Non vorrei che questo apparisse un giudizio, perché sono convinto che ci sono tante realtà belle nel Carmelo, tanti che vivono il desiderio di impegnarsi con la gente. Il mio è un punto di vista umile, da una piccola realtà come le Città di Dio che ci fa esperimentare la grande bellezza e l’attualità del nostro carisma.
La spiritualità carmelitana è una meraviglia, ma è rimasta nella gloria dei nostri santi. Come donare agli altri la possibilità di vivere la nostra spiritualità, non solo con una conferenza, bensì con la possibilità di condividere la vita con noi? E se apri la porta, poi arrivano anche le vocazioni e si fa l’esperienza della gioia, della pace. Trovo che molti frati non sono contenti e si lamentano tutto il giorno (della politica, di come vanno le cose etc.)

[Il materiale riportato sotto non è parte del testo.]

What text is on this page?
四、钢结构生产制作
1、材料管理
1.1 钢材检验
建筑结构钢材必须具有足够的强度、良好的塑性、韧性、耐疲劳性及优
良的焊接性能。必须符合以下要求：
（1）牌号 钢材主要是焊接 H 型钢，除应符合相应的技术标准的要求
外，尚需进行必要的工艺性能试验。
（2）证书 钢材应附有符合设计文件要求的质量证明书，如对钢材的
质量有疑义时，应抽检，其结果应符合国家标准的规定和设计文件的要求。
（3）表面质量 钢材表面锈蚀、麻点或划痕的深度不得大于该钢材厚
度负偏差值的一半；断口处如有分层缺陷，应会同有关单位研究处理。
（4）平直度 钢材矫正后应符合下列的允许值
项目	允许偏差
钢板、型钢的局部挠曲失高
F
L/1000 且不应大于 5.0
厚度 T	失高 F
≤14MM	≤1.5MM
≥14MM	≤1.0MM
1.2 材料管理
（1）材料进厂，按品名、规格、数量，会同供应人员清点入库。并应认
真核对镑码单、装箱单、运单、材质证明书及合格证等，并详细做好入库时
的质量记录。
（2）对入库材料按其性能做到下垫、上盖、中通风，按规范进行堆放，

Se la nostra vita non attira più dobbiamo chiederci se manca qualcosa. Invece le persone portano dentro un bisogno profondo e noi siamo chiamati ad incontrare il grido che è nel cuore delle persone, anche quando non ne sono coscienti.
Parlando con Padre Arcesio si respira aria fresca, aria con i profumi di Galilea, aria di Pasqua. Agli Esercizi Spirituali di Lignano del Movimento Ecclesiale Carmelitano dell’anno scorso padre Arcesio aveva ripreso le parole del Risorto «Non temete, andate ad annunciare ai miei fratelli che vadano in Galilea e là mi vedranno» (Mt 28,10) e ci aveva chiesto: «Dov’è la tua Galilea?» Forse lo spirito delle Città di Dio è un vento nuovo che possiamo esportare e lasciare soffiare, se il Signore lo vuole, nel Carmelo dove l’obbedienza ci ha chiamato a vivere.
Infine voglio dire il nostro grazie a tutte le persone che abbiamo incontrato nel nostro cammino di piccola comunità itinerante alla scoperta delle Città di Dio.